Physical characteristics
- Source: Sandwich Range
- • location: White Mountain National Forest
- • coordinates: 42°56′34″N 71°23′38″W﻿ / ﻿42.94278°N 71.39389°W
- • elevation: 2,320 ft (710 m)
- Mouth: Swift River
- • location: Tamworth
- • coordinates: 43°53′39″N 71°17′47″W﻿ / ﻿43.89417°N 71.29639°W
- • elevation: 740 ft (230 m)
- Length: 7.6 mi (12.2 km)

Basin features
- • left: Spring Brook
- • right: Sanborn Brook

= Wonalancet River =

The Wonalancet River is a 7.6 mi river in the White Mountains of New Hampshire in the United States. Named after the 17th-century Pennacook sachem Wonalancet, it is a tributary of the southern Swift River, part of the Bearcamp River / Ossipee Lake / Saco River watershed leading to the Atlantic Ocean.

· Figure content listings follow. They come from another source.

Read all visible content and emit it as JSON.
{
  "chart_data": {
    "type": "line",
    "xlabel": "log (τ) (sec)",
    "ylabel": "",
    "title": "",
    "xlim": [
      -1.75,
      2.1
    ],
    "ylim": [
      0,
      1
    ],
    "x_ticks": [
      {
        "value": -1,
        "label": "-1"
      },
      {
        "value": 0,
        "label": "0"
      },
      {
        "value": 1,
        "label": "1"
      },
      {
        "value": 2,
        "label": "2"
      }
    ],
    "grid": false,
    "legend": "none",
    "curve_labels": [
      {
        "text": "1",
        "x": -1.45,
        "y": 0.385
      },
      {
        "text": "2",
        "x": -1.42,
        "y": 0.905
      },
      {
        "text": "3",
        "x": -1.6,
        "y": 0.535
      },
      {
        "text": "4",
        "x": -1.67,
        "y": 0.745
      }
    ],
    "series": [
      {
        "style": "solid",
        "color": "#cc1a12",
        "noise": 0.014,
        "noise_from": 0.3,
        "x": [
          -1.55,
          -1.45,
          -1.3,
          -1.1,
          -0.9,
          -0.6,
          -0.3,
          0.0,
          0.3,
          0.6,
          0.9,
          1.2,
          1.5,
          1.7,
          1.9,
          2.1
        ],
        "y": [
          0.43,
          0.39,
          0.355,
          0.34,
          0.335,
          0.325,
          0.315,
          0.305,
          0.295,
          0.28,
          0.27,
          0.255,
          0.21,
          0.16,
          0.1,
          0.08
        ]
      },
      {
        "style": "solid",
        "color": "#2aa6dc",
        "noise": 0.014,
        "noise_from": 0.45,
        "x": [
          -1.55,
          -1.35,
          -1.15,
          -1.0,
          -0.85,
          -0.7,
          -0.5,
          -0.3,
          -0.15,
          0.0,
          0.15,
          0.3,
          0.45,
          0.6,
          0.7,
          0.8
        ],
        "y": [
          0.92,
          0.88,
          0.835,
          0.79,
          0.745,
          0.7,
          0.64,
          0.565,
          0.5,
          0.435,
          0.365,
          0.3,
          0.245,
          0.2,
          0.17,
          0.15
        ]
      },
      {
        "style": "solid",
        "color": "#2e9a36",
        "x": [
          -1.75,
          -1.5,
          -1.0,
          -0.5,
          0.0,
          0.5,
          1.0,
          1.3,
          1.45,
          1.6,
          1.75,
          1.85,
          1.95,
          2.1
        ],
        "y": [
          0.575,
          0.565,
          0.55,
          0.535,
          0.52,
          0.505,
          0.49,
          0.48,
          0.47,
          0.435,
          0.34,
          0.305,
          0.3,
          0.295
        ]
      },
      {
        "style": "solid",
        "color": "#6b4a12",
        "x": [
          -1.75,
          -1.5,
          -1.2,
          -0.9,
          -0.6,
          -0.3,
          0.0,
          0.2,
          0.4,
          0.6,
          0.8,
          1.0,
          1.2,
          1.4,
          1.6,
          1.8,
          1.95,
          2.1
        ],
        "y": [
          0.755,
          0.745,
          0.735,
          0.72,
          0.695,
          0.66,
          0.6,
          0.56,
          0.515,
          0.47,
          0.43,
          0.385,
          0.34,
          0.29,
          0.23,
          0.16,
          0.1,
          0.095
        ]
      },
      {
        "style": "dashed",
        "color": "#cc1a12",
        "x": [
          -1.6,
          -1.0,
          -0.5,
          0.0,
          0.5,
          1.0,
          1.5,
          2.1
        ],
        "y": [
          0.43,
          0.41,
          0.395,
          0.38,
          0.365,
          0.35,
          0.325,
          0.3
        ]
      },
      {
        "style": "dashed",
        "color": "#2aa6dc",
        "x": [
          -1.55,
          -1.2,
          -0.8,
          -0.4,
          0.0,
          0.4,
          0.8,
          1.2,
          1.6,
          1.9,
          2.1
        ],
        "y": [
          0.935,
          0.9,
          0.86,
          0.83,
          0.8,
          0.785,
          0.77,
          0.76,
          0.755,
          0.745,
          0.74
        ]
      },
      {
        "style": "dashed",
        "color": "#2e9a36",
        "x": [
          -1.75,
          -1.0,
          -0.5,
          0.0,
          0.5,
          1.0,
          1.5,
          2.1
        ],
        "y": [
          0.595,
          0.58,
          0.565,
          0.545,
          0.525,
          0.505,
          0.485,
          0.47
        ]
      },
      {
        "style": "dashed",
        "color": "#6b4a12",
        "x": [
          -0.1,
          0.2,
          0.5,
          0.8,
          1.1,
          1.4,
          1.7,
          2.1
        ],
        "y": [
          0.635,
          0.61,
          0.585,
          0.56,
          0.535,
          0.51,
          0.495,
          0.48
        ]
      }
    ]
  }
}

The Wonalancet River rises in the heart of the Sandwich Range, in "The Bowl", a forested glacial cirque lying between Mount Whiteface to the west, Mount Passaconaway to the north, and Mount Wonalancet to the east. The river flows south, paralleled by the Dicey Mill Trail, out of the mountains into the communities of Ferncroft, in the southwest corner of the town of Albany, and Wonalancet, in the northwest corner of the town of Tamworth. The river continues east into a forested valley and joins the Swift River 3 mi northwest of Tamworth village.